Why Love Is Like A Butterfly Is So Important To Dolly Parton
Country music and pop culture legend Dolly Parton is well known for her affinity for butterflies. In an October 2021 interview with W magazine, Parton explained that her love for the delicate winged insects dated back to her childhood in the Smokey Mountains of Pigeon Forge, Tennessee: "I used to get in trouble with my mom, 'cause they'd have to come find me and I'd be chasing a butterfly from one bush to another." She went on to explain, "Butterflies don't sting, they don't bite, and they are so beautiful. And I just kind of related to them with my own personality. I claimed them as my little symbol."
Not only had Parton worked butterfly designs into her famously spangled and colorful clothing and jewelry, she even has small pastel tattoos of "ribbons, bows, and butterflies," as she told People magazine in 2020, which cover up the scars left from various surgeries.
Dolly has made butterflies an important part of her image at least since 1974 when she released her album "Love Is Like A Butterfly," the title track of which went to No. 1 on the Billboard Hot Country Songs chart in November of that year and even broke through to the mainstream, peaking at No. 38 on the Adult Contemporary chart. As reported by Showbiz Cheat Sheet, in her 2020 book "Dolly Parton, Songteller: My Life in Lyrics," Parton wrote of the song, "I think 'Love is Like a Butterfly' is a very poetic, very descriptive, very innocent, and very flowery song."
Dolly Parton continues to use butterflies as her personal symbol
"Love Is Like A Butterfly" was so important to Dolly Parton that she used it as the theme song for her variety show, "Dolly," that ran in syndication from 1976 to 1977. Per Showbiz Cheat Sheet, in "Dolly Parton, Songteller: My Life in Lyrics," Parton wrote, "I would come down from above on a swing decorated with flowers and butterflies all over its ropes." There's a clip on YouTube of her singing the entire song on the show while seated atop a giant, glittering "Dolly" logo as an enormous butterfly colorfully flashes and glows in the background. When Parton opened her Tennessee theme park Dollywood in 1986, she incorporated butterflies into the design of the park, including replacing the letter "W" in the logo with a butterfly.

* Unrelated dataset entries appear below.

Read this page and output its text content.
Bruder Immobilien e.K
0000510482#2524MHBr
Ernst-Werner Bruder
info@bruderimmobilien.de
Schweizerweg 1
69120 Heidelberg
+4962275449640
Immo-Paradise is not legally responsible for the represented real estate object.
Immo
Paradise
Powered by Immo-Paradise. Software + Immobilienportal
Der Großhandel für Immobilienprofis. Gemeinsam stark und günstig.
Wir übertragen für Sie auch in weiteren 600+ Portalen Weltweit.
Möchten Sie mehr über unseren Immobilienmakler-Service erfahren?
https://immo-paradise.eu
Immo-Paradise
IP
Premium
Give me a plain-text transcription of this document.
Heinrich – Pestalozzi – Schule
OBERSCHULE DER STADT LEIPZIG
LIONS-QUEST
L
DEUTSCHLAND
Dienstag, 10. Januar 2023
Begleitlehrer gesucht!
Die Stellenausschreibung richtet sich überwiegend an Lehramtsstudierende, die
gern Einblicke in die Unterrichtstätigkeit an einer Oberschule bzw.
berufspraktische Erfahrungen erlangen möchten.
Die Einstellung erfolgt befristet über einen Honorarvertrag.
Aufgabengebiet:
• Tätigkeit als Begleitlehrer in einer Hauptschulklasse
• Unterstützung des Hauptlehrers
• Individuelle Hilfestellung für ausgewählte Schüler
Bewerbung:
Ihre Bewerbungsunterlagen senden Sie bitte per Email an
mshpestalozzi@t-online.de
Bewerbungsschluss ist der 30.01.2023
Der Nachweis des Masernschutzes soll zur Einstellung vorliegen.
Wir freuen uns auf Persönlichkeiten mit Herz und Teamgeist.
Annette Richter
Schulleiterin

According to the blog Smokey Mountain Dreams, not only are butterfly motifs found on signs and pathways throughout the park, as shown in the picture above, but visitors can also eat butterfly-shaped cookies while sitting on butterfly-shaped benches before shopping for butterfly-themed jewelry, gifts, and housewares. Furthermore, per the Dollywood Insiders blog, there are butterfly-themed murals all around the park for photo opportunities, two butterfly-costumed park ambassadors named Flit and Flutter, and even a waterslide at the Dollywood Splash Country water park named, yes, the Butterfly. At the end of the day, one can even get some rest and relaxation at Dolly's DreamMore Resort and Spa where a giant sculpture of a guitar, fiddle, and banjo bedecked with butterflies greats guests. Now that's some strong personal branding.